Thursday, May 21, 2026

Action and reaction

How do companies learn?

We've discussed this question on and off for years, and mostly it's not easy. Two years ago, in the middle of a series of posts on Boeing, I wrote about data falsification scandals at Toyota and suggested that it can be phenomenally difficult for a company to learn new attitudes. Two weeks later I backed off to say that it's possible but not easy. And just last month I wrote about Robert Cole's study, Managing Quality Fads, about how American companies learned quality methods from the Japanese during the 1980's. So yes, it's possible but not easy. 

That conclusion just brings us back to the original question: If it's possible, then how? And here it can be useful to look at success stories—companies that did learn a lot from others, and improved their operations accordingly. One advantage of Cole's book is that he gives a lot of detailed data about the period he describes, including a number of case studies. Of these, the first big success in adopting the new quality methods was Florida Power and Light (or FPL).

What made their success possible?

Cole sets the stage by explaining: "FPL [began] its quality improvement ... in 1981. In 1985, it became the first large American company ... [to start] learning directly from the Japanese. It entered into a deep exchange relationship with Kansai Electric and other ... Japanese companies[,] and worked closely with Japanese professors...."* But there were a number of special factors that supported FPL's quality initiative.

  • FPL was in the same line of work as Kansai Electric, but they were not direct competitors. So neither company feared accidentally revealing trade secrets to the other.
  • FPL and Kansai Electric used the same equipment—they both used Westinghouse-designed nuclear plants. So FPL trusted Kansai's reported metrics, rather than waving them aside as "apples and oranges." When they learned that Kansai's Mihama plant reported 10% as many quality problems as FPL's Turkey Point plant, they looked right away for management and operational differences that could explain such different performance from the same infrastructure.
  • FPL and Kansai set up an extensive program of travel and visitation, so that personnel from each company could build personal contacts with their counterparts.
  • Crucially, the CEOs of the two companies built a strong personal rapport. It soon became flatly unacceptable to express anti-Japanese sentiments at FPL.**   

What did they do?

With this background as a framework, FPL adopted Kansai's Total Quality Control (TQC) measures almost intact. The successes were dramatic enough that four years later (in 1989), FPL was the first non-Japanese company to win the Deming Quality prize.
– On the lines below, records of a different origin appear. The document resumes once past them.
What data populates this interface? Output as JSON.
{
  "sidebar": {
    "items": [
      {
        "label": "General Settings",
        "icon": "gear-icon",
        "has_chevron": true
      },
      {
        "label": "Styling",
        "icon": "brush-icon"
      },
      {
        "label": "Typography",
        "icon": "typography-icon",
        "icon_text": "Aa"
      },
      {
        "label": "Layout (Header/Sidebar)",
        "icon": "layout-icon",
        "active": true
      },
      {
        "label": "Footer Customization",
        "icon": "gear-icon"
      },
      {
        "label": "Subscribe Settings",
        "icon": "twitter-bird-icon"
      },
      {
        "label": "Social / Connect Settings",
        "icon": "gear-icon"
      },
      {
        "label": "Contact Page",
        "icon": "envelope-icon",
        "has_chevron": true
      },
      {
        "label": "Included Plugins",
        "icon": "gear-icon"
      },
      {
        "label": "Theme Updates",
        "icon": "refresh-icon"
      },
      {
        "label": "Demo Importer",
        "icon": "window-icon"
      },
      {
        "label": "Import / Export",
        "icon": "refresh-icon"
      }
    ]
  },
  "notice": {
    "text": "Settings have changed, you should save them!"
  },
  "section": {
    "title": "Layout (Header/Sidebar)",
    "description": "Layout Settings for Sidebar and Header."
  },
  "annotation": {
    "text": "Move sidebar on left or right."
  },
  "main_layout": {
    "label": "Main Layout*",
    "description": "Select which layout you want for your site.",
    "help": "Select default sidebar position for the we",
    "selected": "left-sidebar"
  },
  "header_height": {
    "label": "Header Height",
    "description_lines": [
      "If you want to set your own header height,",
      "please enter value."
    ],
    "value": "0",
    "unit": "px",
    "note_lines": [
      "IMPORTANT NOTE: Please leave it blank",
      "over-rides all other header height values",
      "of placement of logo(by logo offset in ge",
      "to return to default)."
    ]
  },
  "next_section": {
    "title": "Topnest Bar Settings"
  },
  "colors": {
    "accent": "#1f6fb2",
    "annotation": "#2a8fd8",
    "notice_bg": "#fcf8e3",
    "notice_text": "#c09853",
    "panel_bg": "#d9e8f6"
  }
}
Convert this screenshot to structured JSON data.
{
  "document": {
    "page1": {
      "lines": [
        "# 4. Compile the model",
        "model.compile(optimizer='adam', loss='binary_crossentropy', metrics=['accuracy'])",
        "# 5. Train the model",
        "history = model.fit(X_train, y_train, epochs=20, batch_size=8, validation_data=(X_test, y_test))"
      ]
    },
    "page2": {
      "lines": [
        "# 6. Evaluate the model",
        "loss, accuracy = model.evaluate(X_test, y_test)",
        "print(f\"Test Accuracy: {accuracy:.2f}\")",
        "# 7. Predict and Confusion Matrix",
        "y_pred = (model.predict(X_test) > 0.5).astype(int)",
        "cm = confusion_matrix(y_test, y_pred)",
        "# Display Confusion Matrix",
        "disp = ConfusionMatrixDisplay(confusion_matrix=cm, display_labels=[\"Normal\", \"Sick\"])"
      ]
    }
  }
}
Perhaps more to the point, FPL's success got the attention of other American companies. Soon FPL was giving seminars on quality improvement; and in 1986 they spun off a subsidiary (Qualtec) as a for-profit consulting firm. In the end, Qualtec could not keep up with the demand for its services, so FPL sold it to the Marshall Group in 1995.

What happened next?

Newton's Third Law of Motion famously says that to every action corresponds a reaction, and I'm not the first author to apply the same phrase metaphorically to human organizations as well. In 1989, James Broadhead took over as FPL's new CEO; and after the company won the Deming Prize, he began to dismantle much of the quality superstructure and documentation requirements. He argued that this structure and these requirements were too extensive to be cost-effective, and therefore that they were inconsistent with FPL's overall business objectives.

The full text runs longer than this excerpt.